Chiedo a Filippo se non gli costava chiudersi al buio, a -50 metri sotto il livello del mare, dopo essersi riempito gli occhi del mondo che lasciava in superficie. Mi guarda sorridendo e risponde che “il pane lo dovevi portare a casa e che, per suo padre, anche lui cavatore, era peggio. Chilometri di sentieri stretti e pericolosi percorsi di notte per arrivare alla mina e poi sotto, al buio, fino a tardi…usciva e tutta quella luce non la vedeva mai!”
Forse questi luoghi incantati, spruzzati di mille colori dalla natura, sono un privilegio per pochi.
“Il cavatore lavorava col cottimo e, per tenere il ritmo, trascurava fatica e sicurezza. Il mio primo impatto con la miniera vera fu questo”, continua a raccontare. “Cavavo e rischiavo la pelle. Il momento più pericoloso era quando dovevi posizionare le mine e innescarle una per una. Dovevi dare la fiamma e poi correre veloce, via. Sperando tutto andasse per il verso giusto: le micce accese, la parete in piedi e tu … ultimo anello della catena a farti il segno della croce”.

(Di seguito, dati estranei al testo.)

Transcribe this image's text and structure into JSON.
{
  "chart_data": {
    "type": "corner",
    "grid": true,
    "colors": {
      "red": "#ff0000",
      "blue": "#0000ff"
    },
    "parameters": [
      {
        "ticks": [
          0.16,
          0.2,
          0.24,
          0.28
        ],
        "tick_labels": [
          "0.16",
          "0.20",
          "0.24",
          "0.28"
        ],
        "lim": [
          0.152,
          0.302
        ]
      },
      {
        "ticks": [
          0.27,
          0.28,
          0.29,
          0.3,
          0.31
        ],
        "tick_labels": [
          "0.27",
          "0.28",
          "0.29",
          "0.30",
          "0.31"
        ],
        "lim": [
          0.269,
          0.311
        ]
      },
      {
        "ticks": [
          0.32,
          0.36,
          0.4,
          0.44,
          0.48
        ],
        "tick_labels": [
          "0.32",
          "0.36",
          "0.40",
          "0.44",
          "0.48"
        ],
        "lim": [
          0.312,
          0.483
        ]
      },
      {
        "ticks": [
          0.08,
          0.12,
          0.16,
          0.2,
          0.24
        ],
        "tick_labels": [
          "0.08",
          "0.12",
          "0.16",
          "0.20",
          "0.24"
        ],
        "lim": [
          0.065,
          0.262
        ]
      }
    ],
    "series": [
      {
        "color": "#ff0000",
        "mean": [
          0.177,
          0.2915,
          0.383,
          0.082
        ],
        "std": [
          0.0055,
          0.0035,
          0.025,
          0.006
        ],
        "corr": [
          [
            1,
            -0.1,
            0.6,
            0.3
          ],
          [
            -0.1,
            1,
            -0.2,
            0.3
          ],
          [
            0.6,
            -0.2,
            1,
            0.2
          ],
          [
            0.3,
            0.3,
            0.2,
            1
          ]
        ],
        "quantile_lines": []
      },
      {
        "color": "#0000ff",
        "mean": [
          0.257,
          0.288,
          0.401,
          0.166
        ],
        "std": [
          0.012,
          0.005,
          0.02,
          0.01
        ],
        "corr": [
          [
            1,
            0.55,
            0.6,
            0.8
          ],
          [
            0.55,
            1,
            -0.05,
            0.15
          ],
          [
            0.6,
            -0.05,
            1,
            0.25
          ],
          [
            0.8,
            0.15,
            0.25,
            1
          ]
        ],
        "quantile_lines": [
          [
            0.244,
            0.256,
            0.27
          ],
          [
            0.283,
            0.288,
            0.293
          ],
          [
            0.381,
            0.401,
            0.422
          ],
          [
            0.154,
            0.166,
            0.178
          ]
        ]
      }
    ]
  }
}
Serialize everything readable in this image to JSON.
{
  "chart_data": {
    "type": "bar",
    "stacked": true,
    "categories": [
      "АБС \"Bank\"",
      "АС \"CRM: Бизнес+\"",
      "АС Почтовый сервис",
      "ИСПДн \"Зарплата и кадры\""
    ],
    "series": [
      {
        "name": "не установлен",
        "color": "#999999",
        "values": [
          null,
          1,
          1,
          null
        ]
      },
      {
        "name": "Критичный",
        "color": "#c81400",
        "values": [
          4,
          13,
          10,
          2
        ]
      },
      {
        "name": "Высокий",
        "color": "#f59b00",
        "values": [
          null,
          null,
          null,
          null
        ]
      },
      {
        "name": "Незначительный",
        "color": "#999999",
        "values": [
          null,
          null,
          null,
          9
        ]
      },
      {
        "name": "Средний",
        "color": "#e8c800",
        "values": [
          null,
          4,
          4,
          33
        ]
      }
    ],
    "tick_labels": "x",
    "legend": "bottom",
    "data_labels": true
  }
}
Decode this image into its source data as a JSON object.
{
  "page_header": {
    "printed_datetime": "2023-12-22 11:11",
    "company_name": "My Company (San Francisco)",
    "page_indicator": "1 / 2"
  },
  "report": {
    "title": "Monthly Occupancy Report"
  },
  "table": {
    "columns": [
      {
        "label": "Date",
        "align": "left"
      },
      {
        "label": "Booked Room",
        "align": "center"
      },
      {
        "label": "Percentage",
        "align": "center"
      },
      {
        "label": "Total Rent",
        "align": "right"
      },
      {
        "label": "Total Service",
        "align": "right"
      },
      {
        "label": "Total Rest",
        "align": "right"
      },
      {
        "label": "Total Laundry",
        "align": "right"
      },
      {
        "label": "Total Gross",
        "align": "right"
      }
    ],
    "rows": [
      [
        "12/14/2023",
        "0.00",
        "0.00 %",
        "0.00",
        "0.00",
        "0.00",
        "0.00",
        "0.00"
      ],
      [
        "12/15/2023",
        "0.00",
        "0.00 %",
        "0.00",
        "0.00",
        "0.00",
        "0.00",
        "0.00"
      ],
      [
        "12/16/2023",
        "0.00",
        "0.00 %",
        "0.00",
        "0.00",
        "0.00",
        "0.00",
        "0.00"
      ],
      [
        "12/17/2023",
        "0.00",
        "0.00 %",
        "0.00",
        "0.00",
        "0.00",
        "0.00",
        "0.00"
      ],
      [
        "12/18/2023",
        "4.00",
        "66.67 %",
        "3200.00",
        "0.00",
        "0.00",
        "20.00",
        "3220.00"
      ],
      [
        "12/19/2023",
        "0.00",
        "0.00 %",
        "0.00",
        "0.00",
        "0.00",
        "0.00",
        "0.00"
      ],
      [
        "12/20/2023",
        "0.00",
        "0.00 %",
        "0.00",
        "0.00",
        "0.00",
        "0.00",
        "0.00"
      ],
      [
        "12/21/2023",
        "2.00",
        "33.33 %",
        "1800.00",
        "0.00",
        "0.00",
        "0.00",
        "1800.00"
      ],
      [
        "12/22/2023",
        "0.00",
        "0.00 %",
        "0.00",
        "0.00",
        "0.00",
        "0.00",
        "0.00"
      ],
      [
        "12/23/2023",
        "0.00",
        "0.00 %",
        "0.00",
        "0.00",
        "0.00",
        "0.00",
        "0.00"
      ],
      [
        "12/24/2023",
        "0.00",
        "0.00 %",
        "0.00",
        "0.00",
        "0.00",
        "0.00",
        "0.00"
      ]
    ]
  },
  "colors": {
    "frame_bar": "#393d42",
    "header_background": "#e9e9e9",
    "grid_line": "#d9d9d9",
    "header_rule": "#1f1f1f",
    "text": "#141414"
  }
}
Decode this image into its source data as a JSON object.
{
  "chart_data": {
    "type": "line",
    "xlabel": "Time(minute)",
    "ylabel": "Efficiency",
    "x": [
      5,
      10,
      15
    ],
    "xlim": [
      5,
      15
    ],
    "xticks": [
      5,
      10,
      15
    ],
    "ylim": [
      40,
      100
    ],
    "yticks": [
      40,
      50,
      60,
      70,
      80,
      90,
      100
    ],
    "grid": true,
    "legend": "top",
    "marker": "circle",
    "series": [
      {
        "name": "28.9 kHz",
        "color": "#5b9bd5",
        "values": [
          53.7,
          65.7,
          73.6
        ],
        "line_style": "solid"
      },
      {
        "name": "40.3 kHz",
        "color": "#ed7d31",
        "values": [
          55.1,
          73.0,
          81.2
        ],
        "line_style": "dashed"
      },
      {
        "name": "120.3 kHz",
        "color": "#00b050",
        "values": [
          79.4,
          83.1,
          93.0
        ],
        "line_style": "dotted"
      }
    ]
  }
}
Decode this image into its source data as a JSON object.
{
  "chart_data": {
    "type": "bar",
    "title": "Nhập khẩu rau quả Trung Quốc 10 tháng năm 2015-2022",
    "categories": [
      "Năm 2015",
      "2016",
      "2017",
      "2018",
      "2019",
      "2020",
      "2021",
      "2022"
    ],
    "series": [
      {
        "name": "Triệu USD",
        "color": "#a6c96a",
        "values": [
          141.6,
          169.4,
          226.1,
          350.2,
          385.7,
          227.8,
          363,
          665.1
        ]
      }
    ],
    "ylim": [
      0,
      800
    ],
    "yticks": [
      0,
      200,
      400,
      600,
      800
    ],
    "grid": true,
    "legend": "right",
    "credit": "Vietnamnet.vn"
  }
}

E nelle gallerie del Ginevro, quelle più grandi e con la maggiore produzione di magnetite d’Europa, fino a -54 metri sotto il mare, molti devono essersi affidati a Dio o forse lo hanno nominato invano. Infatti nonostante negli anni Settanta fosse considerata una delle miniere europee più moderne per la “coltivazione” della magnetite (minerale ricco di ferro), arrivare a questo punto, non fu indolore.
Scoperta la vena ai primi del ‘900, ha iniziato a essere sfruttata negli anni Trenta: gallerie scavate tutte a mano in pendenza e con i piedi nell’acqua fangosa, non quella del mare “blu” di Capoliveri.
Ricorda, Filippo Boreali, i giorni delle conquiste. La scuola “in sotterranea” per i minatori, la dotazione di maggiori protezioni e sicurezza, lo sviluppo tecnico. E poi la sala dove i cavatori mangiavano, scavata nella roccia a quota -6, tinta di bianco. “Ti sembrava di essere fuori, alla luce del giorno, in confronto ai 50 metri sotto terra. E nonostante siano passati tanti anni la fame mi viene sempre alle 11. La fame della miniera”.
Sorride e guarda lontano. Verso la miniera del Ginevro e ciò che ne resta. È difficile immaginare che tanto di quello che oggi si vede in quest’isola sia nato anche dalle fatiche e dai sacrifici di questa gente. Se vai giù alla mina, oggi parco minerario di altissimo valore didattico (visitabile prenotando una visita guidata), ti rendi conto di cosa sia stato il lavoro nei secoli passati e di come le conquiste lo abbiamo potuto migliorare e, in alcuni casi, far scomparire.
Ecco gli enormi manufatti arrugginiti e pericolanti, stridono al vento, sembrano lanciare un richiamo affinché l’operosità umana ritorni. La vecchia miniera del Ginevro sembra un grande animale che non vuole morire. Una leggendaria sirena che ancora chiama con i suoi cigolii, alimentati dal vento, il carico di uomini che l’hanno fatta vivere. Troppo presto è stata chiusa e nella sua pancia ha ancora moltissimo di quel tesoro per cui tanta gente ha vissuto e ha anche perso la vita. L’industria dell’acciaio cerca mercati più concorrenziali e l’industria del turismo trova nuovi sbocchi sull’isola più “dura” dell’arcipelago toscano.
“E un cavatore chi lo prende?” Ha ragione Filippo. Il minatore ha la roccia nel sangue, la roccia è la sua sicurezza. Lui che la miniera ce l’ha anche sul biglietto da visita. “E pensa, dice, che quando muore, non vuole che si scriva sulla tomba che fu cavatore.”
Forse, penso ingenuamente, perché se ne torna a casa, sottoterra tra le rocce.